And, for the FIRST time in our history, we had been finally been afforded the privilege to be proud witnesses of a Warriors’ captain scoring a hat-trick in a Nations Cup match.

A huge story also exploded around the world when the Spanish prosecutor announced that football’s biggest superstar and ultimate poster boy, Cristiano Ronaldo, was being charged in a tax fraud case involving more than $16,5 million.

Inevitably, the announcement triggered a tsunami in world football given Ronaldo’s huge profile.

It’s a road we have travelled before, with Ronaldo’s only rival for the tag of the world’s best footballer, Lionel Messi, last month losing an appeal to have his 21-day prison sentence, for tax fraud, being dismissed by the Spanish Supreme Court.

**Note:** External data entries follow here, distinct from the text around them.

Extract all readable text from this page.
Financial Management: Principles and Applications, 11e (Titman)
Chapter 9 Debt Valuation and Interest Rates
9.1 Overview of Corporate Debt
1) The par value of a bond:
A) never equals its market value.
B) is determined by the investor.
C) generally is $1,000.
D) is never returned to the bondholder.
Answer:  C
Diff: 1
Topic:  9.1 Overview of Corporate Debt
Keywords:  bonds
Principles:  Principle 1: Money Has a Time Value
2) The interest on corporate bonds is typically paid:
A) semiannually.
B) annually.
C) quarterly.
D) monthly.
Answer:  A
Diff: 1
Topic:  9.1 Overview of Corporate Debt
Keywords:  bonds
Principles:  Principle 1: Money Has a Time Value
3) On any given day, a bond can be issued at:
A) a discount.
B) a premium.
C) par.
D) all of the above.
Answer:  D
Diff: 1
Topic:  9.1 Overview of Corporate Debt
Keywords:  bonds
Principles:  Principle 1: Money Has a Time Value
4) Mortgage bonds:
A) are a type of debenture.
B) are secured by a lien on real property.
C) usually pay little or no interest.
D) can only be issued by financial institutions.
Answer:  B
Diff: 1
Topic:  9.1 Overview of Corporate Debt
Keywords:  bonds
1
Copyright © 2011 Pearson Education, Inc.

Of course, Messi won’t serve jail because he is a first offender and in Spain that comes with some privileges, but given his status as high-flying sportsman who has a lot of endorsements from companies, to have the record of convicted fraudster in his profile is an unwelcome stain.

Because, this means Messi will now always be classified among a group of tax cheats whose membership include infamous Chicago gangster Al Capone.

What made Ronaldo’s case shake the world, in a way Messi’s case probably didn’t, was the huge amount involved in the Portuguese captain’s fraud case, a staggering $16,5 million, more than four times the value of what the Argentina skipper was found guilty of defrauding tax authorities.

SCAVENGING THROUGH THE MADRID MEDIA PROVIDES A LOT OF INSIGHT

The biggest daily newspaper in Spain is Marca, a sports paper which next year will celebrate its 80th anniversary and has a loyal readership of more than 2,5 million everyday — the highest in that country by a considerable distance.

Last year, Marca was ranked the most influential sports newspaper in the world.

This week, driven by my fiery reading passion, I scavenged the Madrid media, and that means reading a lot of Marca, a lot of AS, a lot of El Pais, trying to find out how they reacted to Ronaldo being charged for tax fraud.

I picked out that, all the editors of the Madrid newspapers, including Marca, chose to downplay the Ronaldo fraud story throughout the week and, significantly, on the occasions they featured him on their front pages, in relation to story, his pictures were not in the colours of Real Madrid, but of Portugal.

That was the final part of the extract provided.